Prompt/eval: build prompts (system+schema+k exemplars), generate SQL, postprocess, and compute VA/EX/EM.

Practical note: we keep schema context explicit so generated SQL is grounded in real tables and columns.


In [None]:
import os, sys, shutil
from pathlib import Path

# If this notebook is opened directly in Colab (not from a cloned repo), clone the repo first.
if Path("data/classicmodels_test_200.json").exists() is False and Path("/content").exists():
    repo_dir = Path("/content/NLtoSQL")
    if repo_dir.exists():
        shutil.rmtree(repo_dir)
    !git clone https://github.com/MacKenzieOBrian/NLtoSQL.git "{repo_dir}"
    os.chdir(repo_dir)

# Ensure repo root is on sys.path for `import nl2sql`
sys.path.insert(0, os.getcwd())
print("cwd:", os.getcwd())


## Install dependencies (Colab)

This repo pins versions in `requirements.txt` to reduce Colab binary drift.
After installation, restart the runtime (Runtime → Restart runtime), then run this notebook again from the top.


In [None]:
try:
    import google.colab  # noqa: F401
    IN_COLAB = True
except Exception:
    IN_COLAB = False

if IN_COLAB:
    !pip -q install -r requirements.txt
else:
    print("Not in Colab; ensure requirements are installed.")


In [None]:
# Colab-only: authenticate with GCP (safe to skip locally)
try:
    from google.colab import auth
except ModuleNotFoundError:
    auth = None

if auth:
    auth.authenticate_user()
else:
    print("Not running in Colab; ensure ADC or service account auth is configured.")


In [None]:
# Hugging Face auth (gated model)
import os

hf_token = os.getenv("HF_TOKEN") or os.getenv("HUGGINGFACE_HUB_TOKEN")
if hf_token:
    os.environ["HUGGINGFACE_HUB_TOKEN"] = hf_token
    print("Using HF token from env")
else:
    try:
        from huggingface_hub import notebook_login
        notebook_login()
    except Exception as e:
        print("HF auth not configured:", e)

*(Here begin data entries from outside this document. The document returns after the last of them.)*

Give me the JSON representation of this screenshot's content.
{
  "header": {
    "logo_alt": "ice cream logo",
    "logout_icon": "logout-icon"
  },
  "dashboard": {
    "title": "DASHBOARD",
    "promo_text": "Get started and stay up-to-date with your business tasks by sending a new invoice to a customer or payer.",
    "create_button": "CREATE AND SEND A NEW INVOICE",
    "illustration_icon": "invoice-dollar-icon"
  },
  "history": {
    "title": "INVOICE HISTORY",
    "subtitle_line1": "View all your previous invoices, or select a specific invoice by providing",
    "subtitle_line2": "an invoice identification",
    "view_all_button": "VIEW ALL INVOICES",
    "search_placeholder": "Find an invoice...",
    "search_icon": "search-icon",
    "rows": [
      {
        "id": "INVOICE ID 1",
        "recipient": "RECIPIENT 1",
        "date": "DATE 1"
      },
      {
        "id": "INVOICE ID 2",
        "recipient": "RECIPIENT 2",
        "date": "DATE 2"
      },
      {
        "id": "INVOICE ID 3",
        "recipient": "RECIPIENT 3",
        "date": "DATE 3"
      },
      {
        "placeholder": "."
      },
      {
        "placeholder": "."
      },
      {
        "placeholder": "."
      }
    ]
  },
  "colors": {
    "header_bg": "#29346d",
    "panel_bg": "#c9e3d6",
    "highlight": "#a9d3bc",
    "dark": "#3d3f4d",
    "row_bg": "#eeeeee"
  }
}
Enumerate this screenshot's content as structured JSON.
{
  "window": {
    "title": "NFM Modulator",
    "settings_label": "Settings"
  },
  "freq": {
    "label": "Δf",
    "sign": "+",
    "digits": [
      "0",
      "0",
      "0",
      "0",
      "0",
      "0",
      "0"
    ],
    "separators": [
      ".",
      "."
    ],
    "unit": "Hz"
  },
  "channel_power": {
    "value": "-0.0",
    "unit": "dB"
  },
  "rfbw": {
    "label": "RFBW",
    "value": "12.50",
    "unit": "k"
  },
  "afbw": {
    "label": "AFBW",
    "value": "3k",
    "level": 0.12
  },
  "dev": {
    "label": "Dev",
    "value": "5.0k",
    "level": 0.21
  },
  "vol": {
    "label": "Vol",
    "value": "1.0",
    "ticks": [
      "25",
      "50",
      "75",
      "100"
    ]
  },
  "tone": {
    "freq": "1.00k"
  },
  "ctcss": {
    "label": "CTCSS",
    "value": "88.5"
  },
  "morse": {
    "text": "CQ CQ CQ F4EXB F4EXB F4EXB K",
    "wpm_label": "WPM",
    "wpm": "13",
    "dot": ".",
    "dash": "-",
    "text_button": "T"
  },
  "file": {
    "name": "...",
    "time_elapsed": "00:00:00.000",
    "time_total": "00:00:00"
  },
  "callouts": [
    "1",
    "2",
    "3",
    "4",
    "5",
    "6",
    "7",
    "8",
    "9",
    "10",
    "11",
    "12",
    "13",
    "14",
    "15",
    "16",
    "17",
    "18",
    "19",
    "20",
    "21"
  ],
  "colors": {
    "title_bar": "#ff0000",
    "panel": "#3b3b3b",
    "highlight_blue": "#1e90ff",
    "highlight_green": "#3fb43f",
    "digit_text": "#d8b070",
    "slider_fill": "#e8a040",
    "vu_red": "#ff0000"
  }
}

Environment note: DB access is via Cloud SQL connector + SQLAlchemy creator hook through `nl2sql.db`.


In [None]:
import json
from getpass import getpass

INSTANCE_CONNECTION_NAME = os.getenv("INSTANCE_CONNECTION_NAME")
DB_USER = os.getenv("DB_USER")
DB_PASS = os.getenv("DB_PASS")
DB_NAME = os.getenv("DB_NAME", "classicmodels")

if not INSTANCE_CONNECTION_NAME:
    INSTANCE_CONNECTION_NAME = input("Enter INSTANCE_CONNECTION_NAME: ").strip()
if not DB_USER:
    DB_USER = input("Enter DB_USER: ").strip()
if not DB_PASS:
    DB_PASS = getpass("Enter DB_PASS: ")

print("Using DB:", DB_NAME)

test_set = json.loads(open("data/classicmodels_test_200.json", "r", encoding="utf-8").read())
print("Loaded test items:", len(test_set))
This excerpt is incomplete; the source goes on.